Dear Neil: I am a 38 year-old woman who has recently married a 50 year-old man with two grown children. I would dearly love a baby, but each time this issue is raised he gets hostile. He has had a vasectomy, but my time for having children is ticking by. I feel if I raise this problem much more, he will walk out on me. We have been married less than one year, and I thought marrying him would enhance my opportunity for children, which he has always opposed.
Childless Wife in Wellington, New Zealand
Dear Childless: Did you really expect that your new husband would change his mind about children simply because he married you? Even if he wanted more children, vasectomies are not always reversible, so you would not be able to count on having child regardless of his decision. But you’re saying that having more children is something he’s always opposed, so what made you think this was something he’d change his mind about?

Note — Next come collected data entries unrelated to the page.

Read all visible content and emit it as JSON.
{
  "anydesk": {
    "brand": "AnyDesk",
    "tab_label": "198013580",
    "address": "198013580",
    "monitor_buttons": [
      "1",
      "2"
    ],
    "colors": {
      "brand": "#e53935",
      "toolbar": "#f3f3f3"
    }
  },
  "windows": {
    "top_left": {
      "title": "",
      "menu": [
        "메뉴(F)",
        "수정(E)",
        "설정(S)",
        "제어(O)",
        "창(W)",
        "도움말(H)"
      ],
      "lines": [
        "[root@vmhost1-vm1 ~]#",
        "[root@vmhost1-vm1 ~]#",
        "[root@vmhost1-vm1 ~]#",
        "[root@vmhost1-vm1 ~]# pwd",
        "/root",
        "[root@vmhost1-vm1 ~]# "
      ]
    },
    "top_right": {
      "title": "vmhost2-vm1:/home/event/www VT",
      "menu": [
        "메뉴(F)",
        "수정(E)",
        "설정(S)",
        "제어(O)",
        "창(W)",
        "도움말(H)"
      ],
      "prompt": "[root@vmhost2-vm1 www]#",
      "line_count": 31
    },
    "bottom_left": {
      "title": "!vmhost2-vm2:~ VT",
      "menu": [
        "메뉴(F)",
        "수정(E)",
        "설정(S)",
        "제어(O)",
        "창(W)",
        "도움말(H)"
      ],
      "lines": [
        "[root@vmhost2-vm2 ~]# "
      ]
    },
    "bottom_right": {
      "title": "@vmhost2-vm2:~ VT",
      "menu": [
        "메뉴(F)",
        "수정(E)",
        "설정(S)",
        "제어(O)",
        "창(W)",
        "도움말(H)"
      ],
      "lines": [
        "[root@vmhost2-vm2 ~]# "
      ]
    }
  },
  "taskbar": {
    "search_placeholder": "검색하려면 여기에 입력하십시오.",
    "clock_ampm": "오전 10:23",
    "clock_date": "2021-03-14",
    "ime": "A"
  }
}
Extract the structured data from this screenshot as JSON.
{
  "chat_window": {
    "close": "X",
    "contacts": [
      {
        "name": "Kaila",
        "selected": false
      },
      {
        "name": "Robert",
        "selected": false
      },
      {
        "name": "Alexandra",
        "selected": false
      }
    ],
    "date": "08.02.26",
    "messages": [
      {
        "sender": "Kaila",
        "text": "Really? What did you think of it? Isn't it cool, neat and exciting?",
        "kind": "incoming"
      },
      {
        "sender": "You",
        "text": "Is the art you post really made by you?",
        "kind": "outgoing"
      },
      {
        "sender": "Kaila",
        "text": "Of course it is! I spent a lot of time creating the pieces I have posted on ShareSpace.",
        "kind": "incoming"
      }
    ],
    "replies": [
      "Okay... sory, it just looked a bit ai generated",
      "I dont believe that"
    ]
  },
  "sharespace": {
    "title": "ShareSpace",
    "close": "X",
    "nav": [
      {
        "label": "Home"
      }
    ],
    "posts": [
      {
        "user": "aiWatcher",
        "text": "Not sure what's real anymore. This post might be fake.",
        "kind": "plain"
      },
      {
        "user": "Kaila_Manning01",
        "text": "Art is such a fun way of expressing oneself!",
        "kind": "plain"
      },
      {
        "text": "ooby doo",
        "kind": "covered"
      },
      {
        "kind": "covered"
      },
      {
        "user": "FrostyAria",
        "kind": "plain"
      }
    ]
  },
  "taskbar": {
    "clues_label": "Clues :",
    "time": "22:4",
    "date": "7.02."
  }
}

The first step is to openly address this issue with your husband. Ask him if there’s any way he’d be willing to reconsider having children. Is there anything you could do that would help him to be more receptive to the idea? What would he want from you in exchange for reconsidering his stance about children?
If he says no, you’re going to have to face some tough choices. Although it’s a bit late in the game to be asking this question, does not being able to have a baby change your interest in being married to him?
Don’t try to blackmail your husband into having a child. It is likely to backfire, and the mistrust and ill will it will generate will be hard for your marriage to overcome.